Trump, önceki gün yapılan operasyonu doğrulayarak ” Venezuela kıyılarında bir tankere el koyduk; büyük bir tanker, çok büyük, aslında şimdiye kadar ele geçirilen en büyük tanker” dedi.
ABD Başkanı, geminin kime ait olduğunu söylemekten kaçınarak, “Çok geçerli bir sebeple ele geçirildi” diye ekledi.
ABD Başsavcısı Pam Bondi, ele geçirme anına ait görüntüleri X kanalında yayınladı. Bulanık ve gizlilik derecesi olmayan 45 saniyelik videoda, ABD güçlerinin bir helikopterden tankere iniş yaptığı görülüyor.

Bondi, yaptığı açıklamada, FBI, İç Güvenlik Soruşturmaları ve ABD Sahil Güvenliği’nin, Savunma Bakanlığı’nın desteğiyle, “Venezuela ve İran’dan yaptırım uygulanan petrolü taşımak için kullanılan bir ham petrol tankerine el koyma emri uyguladığını” belirtti.
Kadın, tankerin “yabancı terör örgütlerini destekleyen yasadışı petrol taşımacılığı ağına karışması” nedeniyle ABD tarafından “çok uzun yıllardır” yaptırıma tabi tutulduğunu söyledi.
Bu ele geçirme, 2019’dan beri yürürlükte olan ABD yaptırımları sırasında Venezuela’ya ait bir petrol kargosuna yapılan ilk müdahaledir.

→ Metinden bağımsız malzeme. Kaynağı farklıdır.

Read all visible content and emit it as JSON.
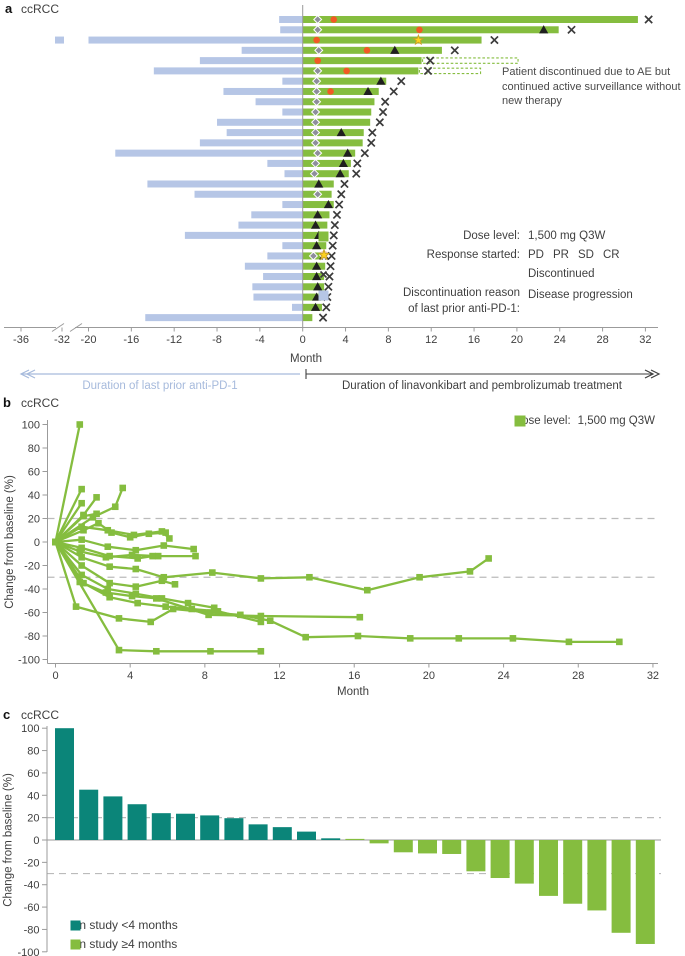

Ayrıca, Trump yönetiminin bölgede büyük bir askeri yığılma emri vermesinden bu yana Venezuela ile bağlantılı bir tankere karşı bilinen ilk eylemidir.
ABD İç Güvenlik Bakanlığı (DHS), LL Cool J’nin “Mama Said Knock You Out” şarkısından bir bölümle seslendirilmiş, el koyma olayının kendi kurguladığı bir videosunu yayınladı. DHS, Göçmenlik ve Gümrük Muhafaza (ICE) işe alım reklamlarında müzik izinsiz kullanması nedeniyle defalarca eleştirildi. DHS yakın zamanda Sabrina Carpenter’ın bir şarkısını izinsiz kullandı ve bu durum pop yıldızının videonun “kötü ve iğrenç” olduğunu söylemesine yol açtı.
LL Cool J, şarkısının kullanılmasıyla ilgili hemen bir açıklama yapmadı.
Venezuela hükümeti yaptığı açıklamada, ele geçirmenin “açık bir hırsızlık ve uluslararası korsanlık eylemi” olduğunu belirtti.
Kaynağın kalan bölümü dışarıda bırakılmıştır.